Occidental Petroleum capitalized on higher oil prices early in the year to build cash while dealing with delays in the CrownRock deal closure. It also proactively sold some non-core assets, such as a portion of its interest in master limited partnership (MLP) Western Midstream, which enabled it to pay down a substantial portion of debt quickly. The company repaid $1.1 billion in existing debt maturities, $1.2 billion in debt it assumed when it acquired CrownRock, and $1.7 billion in term loans.
Occidental Petroleum now has only about $500 remaining to meet its short-term debt reduction goal. Its initial focus will be on paying off the remaining $300 million of its 364-day term loan due in 2025, which is part of about $1.5 billion in debt maturing in 2025, the majority of which falls due in the second half of the year.
Although Occidental Petroleum has almost reached its initial debt reduction goal, it has a long way to go before achieving its optimal capital structure. This will serve as a hindrance to cash returns (dividends and repurchases) in the near term.
As a result, investors searching for a financially robust oil stock with the ability to return significant cash to shareholders might want to consider alternatives, like Exxon or Chevron. However, Occidental is alluring if you're interested in an oil stock with substantial upside potential as it pays down debt, causing its stock price to rise as value moves from creditors to equity holders.

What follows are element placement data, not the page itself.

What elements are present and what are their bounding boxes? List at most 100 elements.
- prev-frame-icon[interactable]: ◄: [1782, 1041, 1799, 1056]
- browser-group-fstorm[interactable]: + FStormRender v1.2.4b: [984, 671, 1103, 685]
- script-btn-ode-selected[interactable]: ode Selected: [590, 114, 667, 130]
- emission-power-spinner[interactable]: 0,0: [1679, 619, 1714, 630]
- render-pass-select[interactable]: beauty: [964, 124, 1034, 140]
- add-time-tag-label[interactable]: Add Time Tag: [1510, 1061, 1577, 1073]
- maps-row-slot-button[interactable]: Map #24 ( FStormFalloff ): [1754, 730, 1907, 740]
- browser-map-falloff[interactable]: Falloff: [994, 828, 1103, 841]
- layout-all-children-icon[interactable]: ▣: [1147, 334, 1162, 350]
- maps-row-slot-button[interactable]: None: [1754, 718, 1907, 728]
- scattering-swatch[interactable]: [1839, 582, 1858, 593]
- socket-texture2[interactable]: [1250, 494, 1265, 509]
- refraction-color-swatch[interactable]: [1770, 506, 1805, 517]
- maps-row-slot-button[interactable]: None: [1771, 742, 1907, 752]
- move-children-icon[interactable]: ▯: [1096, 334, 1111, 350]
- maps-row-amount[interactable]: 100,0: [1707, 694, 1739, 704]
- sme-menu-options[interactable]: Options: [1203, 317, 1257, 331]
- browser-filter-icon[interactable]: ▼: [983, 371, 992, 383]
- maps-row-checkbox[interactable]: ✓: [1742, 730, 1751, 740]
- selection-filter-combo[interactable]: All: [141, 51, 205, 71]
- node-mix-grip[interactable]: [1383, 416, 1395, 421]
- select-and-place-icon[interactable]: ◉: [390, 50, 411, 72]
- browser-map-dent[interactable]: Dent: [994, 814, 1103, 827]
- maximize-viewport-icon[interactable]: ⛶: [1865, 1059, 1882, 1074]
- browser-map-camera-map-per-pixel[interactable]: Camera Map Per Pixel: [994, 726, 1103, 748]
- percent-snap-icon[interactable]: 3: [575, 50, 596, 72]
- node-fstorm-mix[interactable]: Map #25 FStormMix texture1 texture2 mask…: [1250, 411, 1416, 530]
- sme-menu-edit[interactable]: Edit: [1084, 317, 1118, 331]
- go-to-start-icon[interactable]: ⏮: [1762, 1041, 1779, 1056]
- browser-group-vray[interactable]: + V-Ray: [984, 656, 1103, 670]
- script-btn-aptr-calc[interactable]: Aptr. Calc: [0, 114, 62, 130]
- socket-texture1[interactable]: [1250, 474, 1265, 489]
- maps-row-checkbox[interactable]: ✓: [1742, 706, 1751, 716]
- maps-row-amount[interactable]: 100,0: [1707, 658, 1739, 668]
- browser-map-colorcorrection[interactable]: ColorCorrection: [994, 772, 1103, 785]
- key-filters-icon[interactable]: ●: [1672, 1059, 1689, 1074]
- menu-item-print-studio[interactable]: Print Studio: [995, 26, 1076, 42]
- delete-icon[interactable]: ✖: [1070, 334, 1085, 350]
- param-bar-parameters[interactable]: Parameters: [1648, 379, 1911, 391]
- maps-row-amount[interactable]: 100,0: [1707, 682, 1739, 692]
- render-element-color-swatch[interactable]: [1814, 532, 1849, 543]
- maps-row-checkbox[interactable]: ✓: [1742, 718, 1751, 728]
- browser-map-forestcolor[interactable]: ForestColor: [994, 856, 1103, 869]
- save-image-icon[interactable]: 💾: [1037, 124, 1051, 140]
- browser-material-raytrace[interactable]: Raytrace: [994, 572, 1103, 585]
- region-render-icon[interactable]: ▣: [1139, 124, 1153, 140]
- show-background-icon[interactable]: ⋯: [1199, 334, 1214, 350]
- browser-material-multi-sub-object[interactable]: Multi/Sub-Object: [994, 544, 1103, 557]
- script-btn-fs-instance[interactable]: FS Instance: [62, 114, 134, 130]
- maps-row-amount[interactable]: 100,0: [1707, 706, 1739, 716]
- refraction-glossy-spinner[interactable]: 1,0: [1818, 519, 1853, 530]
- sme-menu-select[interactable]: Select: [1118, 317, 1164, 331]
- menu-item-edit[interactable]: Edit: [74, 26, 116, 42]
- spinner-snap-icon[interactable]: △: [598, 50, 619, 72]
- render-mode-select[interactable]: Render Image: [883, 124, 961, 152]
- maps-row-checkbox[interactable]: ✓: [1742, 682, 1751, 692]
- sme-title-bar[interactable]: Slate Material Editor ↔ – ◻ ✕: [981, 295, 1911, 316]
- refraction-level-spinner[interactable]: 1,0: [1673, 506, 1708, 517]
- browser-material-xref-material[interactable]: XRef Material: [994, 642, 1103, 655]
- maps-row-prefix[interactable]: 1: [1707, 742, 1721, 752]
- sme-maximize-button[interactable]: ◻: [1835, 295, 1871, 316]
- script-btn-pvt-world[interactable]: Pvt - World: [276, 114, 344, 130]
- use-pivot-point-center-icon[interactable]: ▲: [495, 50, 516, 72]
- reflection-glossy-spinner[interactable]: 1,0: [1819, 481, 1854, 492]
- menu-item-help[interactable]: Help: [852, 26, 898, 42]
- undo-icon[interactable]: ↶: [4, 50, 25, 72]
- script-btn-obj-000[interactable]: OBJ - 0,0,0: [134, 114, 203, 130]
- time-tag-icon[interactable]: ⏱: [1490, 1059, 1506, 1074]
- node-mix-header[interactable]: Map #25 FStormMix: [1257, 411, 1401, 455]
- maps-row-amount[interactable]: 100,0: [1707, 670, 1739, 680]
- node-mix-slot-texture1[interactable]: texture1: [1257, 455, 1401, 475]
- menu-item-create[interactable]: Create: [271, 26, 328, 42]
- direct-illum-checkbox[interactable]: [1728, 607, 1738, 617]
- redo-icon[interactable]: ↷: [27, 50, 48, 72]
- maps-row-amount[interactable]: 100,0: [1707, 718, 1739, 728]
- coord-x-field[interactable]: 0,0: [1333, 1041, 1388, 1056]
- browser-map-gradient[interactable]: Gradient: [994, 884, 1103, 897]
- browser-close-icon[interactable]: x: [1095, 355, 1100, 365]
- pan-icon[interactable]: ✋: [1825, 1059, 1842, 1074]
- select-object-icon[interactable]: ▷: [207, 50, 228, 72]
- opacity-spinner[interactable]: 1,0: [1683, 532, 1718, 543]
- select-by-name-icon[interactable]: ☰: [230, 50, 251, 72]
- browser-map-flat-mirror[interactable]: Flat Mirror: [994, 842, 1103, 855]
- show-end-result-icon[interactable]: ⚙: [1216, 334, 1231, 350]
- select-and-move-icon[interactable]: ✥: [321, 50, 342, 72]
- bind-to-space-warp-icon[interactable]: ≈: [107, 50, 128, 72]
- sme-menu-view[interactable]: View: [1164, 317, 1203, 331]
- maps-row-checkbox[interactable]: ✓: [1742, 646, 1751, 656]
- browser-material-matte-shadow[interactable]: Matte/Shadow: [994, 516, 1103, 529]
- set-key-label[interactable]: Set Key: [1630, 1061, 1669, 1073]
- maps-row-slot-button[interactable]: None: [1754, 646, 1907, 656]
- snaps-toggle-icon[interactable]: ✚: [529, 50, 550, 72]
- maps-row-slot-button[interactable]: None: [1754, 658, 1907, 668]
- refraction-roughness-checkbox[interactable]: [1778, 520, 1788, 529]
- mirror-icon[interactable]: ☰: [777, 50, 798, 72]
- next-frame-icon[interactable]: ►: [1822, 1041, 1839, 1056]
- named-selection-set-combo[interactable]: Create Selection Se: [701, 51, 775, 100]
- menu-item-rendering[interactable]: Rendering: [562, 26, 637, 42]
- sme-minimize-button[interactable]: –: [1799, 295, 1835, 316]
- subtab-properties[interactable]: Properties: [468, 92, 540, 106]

After Occidental Petroleum's debt-heavy acquisition of CrownRock, some investors might consider shifting their investments towards financially stronger companies like Exxon or Chevron, which have adopted more conservative financing strategies for their acquisitions. However, for those who believe in Occidental's ability to turn its situation around, the company's debt reduction efforts could lead to substantial upside in its stock price as value shifts from creditors to equity holders.
In light of Occidental Petroleum's recent success in quickly repaying a significant portion of its debt, some investors might consider emulating its approach of utilizing excess free cash flow and asset sales to reduce debt levels. By following Occidental's lead, other oil companies could potentially improve their financial strength and increase their ability to return cash to shareholders.